Aboriginal and Torres Strait Islander women experience violence at 3.1 times the rate of non-Indigenous women. The Safety Respect Equity Alliance called for the seven recommendations of the Wiyi Yani U Thangani Report, released in December 2020, to be implemented. It’s one of many reports on how to improve equity among First Nations peoples, but once again the recommendations have been implemented slowly or not at all

Ensuring effective employment programs for women with disability

Exactly how this demand will be met is a little unclear: as Crikey previously revealed, less than 1% of the jobseekers recruited into disability employment service (DES) providers in 2017 had landed a job for six months or more by 2019. The scheme costs over $713 million annually. Just 49.4% of women with disabilities are in the workforce compared with 57.8% of men. 

Stronger, more consistent child sexual assault laws

Strengthening child sexual assault laws has been a cornerstone issue on Grace Tame’s platform — her foundation has called for child abuse to stop being “romanticised”, and has led to the ACT rewording the name of the crime “sexual relationship with a child” to “persistent sexual abuse of a child”.

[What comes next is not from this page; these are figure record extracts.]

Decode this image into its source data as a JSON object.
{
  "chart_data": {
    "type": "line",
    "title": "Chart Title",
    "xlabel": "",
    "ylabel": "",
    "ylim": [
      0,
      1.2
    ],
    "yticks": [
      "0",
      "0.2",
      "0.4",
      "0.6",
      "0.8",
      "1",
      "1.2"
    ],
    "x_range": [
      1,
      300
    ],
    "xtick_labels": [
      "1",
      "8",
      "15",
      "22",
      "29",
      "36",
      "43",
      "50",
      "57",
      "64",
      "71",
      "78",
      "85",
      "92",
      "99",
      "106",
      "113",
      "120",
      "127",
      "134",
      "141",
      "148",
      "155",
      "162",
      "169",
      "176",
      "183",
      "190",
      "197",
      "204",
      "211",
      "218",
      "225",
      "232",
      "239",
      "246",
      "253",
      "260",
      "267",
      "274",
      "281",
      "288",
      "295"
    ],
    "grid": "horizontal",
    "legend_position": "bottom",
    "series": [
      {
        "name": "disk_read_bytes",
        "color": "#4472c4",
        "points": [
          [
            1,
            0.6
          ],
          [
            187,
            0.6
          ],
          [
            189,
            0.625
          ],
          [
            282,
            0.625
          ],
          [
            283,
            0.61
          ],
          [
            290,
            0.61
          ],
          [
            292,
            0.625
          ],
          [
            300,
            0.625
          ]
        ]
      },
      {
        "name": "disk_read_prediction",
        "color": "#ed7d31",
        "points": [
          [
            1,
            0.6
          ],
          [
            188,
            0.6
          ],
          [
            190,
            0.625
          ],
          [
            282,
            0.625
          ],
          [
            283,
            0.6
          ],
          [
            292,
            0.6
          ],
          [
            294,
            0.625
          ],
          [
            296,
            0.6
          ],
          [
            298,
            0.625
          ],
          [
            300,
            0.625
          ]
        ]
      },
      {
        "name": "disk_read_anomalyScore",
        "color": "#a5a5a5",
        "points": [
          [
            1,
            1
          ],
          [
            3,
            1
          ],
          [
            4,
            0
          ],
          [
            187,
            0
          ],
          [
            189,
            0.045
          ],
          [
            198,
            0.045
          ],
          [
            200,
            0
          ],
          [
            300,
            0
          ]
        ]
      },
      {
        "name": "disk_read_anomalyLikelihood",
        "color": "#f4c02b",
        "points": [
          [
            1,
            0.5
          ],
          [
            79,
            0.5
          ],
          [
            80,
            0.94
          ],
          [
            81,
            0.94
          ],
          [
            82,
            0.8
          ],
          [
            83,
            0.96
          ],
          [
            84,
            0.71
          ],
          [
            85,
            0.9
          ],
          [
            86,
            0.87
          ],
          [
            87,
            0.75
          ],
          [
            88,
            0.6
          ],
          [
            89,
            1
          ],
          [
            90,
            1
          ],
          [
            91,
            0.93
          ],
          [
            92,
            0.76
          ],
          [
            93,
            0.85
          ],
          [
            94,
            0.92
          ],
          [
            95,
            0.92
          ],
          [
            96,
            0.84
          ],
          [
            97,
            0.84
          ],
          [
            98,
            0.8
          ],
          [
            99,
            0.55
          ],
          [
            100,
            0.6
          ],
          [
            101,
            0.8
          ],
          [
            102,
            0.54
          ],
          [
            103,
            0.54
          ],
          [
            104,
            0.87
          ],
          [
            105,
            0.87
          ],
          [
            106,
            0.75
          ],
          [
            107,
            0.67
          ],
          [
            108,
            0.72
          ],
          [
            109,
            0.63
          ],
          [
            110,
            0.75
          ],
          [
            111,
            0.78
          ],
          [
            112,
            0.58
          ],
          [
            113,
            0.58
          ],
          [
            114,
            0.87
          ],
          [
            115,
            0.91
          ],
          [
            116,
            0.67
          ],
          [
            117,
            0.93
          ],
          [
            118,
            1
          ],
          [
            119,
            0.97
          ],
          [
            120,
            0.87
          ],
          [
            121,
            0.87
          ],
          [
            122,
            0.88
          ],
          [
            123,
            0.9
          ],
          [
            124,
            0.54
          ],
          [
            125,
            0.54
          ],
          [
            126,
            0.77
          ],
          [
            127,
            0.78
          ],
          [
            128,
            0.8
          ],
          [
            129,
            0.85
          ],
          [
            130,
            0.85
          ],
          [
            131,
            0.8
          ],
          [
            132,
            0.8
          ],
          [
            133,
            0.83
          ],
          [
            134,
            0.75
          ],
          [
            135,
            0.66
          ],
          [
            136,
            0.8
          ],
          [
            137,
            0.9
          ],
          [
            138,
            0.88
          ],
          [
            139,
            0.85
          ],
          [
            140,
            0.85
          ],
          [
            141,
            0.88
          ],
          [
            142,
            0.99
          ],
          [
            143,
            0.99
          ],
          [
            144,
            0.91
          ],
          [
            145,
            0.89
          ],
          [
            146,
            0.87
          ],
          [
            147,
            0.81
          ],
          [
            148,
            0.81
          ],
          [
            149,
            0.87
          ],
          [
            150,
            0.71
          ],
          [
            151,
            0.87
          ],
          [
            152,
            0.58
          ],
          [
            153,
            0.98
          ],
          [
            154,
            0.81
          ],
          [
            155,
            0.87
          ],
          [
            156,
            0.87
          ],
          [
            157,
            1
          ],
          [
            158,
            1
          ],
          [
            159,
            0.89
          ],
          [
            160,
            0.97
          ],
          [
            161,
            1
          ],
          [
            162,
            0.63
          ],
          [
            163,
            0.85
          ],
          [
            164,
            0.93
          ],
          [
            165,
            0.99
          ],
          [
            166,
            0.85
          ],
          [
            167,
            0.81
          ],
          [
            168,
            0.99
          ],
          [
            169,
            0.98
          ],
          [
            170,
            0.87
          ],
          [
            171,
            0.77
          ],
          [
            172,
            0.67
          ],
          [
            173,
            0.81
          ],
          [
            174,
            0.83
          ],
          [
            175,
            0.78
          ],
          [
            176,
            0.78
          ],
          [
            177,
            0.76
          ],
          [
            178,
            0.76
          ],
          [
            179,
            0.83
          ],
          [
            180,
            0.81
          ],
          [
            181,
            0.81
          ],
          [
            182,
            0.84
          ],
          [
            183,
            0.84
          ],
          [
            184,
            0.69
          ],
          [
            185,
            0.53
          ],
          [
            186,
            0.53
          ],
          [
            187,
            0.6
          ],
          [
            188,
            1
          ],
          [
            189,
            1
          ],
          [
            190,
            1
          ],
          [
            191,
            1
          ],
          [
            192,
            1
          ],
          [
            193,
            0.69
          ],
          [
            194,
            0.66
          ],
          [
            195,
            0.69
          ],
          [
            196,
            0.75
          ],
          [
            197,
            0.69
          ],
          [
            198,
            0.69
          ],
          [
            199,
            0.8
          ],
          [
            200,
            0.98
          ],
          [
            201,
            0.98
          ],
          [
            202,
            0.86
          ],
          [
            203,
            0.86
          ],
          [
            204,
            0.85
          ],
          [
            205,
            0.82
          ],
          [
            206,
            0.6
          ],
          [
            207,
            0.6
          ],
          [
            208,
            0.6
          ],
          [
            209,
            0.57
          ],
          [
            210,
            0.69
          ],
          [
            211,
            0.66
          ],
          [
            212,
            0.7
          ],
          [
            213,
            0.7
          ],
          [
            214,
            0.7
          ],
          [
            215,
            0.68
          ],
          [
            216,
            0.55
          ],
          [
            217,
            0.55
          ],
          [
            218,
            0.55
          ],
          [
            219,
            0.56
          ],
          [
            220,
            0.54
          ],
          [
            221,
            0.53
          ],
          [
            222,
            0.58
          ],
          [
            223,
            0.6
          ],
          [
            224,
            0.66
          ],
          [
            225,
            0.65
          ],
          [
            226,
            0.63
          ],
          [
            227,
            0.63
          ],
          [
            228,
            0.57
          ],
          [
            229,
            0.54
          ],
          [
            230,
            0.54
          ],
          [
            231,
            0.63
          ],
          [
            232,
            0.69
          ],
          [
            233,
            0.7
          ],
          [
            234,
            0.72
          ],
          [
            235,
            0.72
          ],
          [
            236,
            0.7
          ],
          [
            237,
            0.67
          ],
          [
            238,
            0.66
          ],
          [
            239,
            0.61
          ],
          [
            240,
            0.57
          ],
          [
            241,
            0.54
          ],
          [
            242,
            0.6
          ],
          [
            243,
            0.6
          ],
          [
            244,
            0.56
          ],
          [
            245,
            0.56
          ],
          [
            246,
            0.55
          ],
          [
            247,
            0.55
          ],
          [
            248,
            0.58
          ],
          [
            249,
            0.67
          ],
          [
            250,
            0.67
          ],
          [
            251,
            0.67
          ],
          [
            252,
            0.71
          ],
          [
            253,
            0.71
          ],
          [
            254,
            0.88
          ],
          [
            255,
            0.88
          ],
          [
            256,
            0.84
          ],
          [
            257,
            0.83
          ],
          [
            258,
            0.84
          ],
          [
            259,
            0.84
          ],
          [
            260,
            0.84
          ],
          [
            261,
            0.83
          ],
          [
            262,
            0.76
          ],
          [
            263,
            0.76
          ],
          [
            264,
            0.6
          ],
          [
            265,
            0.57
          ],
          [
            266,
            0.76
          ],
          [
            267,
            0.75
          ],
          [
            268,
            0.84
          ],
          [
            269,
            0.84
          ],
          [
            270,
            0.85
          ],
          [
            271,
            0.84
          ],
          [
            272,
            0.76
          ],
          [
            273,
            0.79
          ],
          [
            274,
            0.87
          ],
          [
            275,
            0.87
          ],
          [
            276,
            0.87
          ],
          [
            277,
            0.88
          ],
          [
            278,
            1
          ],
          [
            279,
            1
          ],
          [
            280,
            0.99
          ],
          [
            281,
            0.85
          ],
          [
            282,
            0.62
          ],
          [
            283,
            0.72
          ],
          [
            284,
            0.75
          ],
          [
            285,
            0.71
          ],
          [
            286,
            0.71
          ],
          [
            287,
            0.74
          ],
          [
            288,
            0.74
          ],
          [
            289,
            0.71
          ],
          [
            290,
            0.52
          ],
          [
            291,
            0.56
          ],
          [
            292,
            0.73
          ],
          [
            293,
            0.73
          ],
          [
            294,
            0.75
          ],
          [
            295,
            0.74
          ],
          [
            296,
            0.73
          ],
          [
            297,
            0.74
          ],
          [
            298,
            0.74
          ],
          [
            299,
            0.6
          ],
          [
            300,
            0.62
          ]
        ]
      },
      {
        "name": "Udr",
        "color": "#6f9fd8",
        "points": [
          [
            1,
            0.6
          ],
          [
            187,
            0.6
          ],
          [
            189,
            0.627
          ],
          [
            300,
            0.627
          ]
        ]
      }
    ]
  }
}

Eliminating the gender pay gap including necessary legal reform

Australia’s gender pay gap currently sits at 22.8%, resulting in women earning on average $25,800 less a year than men. Men are twice as likely to earn more than $120,000 as women. One of the key drivers is the undervaluation of industries dominated by women, such as healthcare and social services.

Free, accessible and quality early childhood education and care

Throughout the COVID-19 pandemic, temporary measures were introduced to allow access to free childcare. The current subsidy sees many families face barriers, with many care centres charging above the cap for government subsidies. Others don’t meet the government’s National Quality Standard, while those in disadvantaged areas have less choice in what they can access — and afford. 

Australian Unions are calling for $2.5 billion over three years to build new publicly funded not-for-profit childcare facilities, to keep childcare permanently free and to fund universal access of 15 hours of preschool education per week for children aged three to four.

The Greens currently support this initiative. 

Expanding paid parental leave

Primary carers of newborns — usually mothers — can receive 18 weeks of paid leave. But this payment is only the weekly rate of the national minimum wage, and there are few incentives to encourage men to also take their entitlements. 

Embedding respectful relationships and consent education

In her February National Press Club address, Tame called for more funding for “prevention education” programs in schools, pointing to the mere 11 cents spent per student per year on consent and sexual assault education. 

Chanel Contos has also been pushing for improved education, with ministers of education from across the country unanimously agreeing to mandate holistic and age-appropriate consent education in every school, across every school year from foundation until Year 10. 

It’s not just schools that need this training either — in response to Jenkins’ report into parliamentary workplace culture Set the Standard, parliamentarians and their staff also have to undergo respectful workplace training, but this consists of just one hour of face-to-face lessons.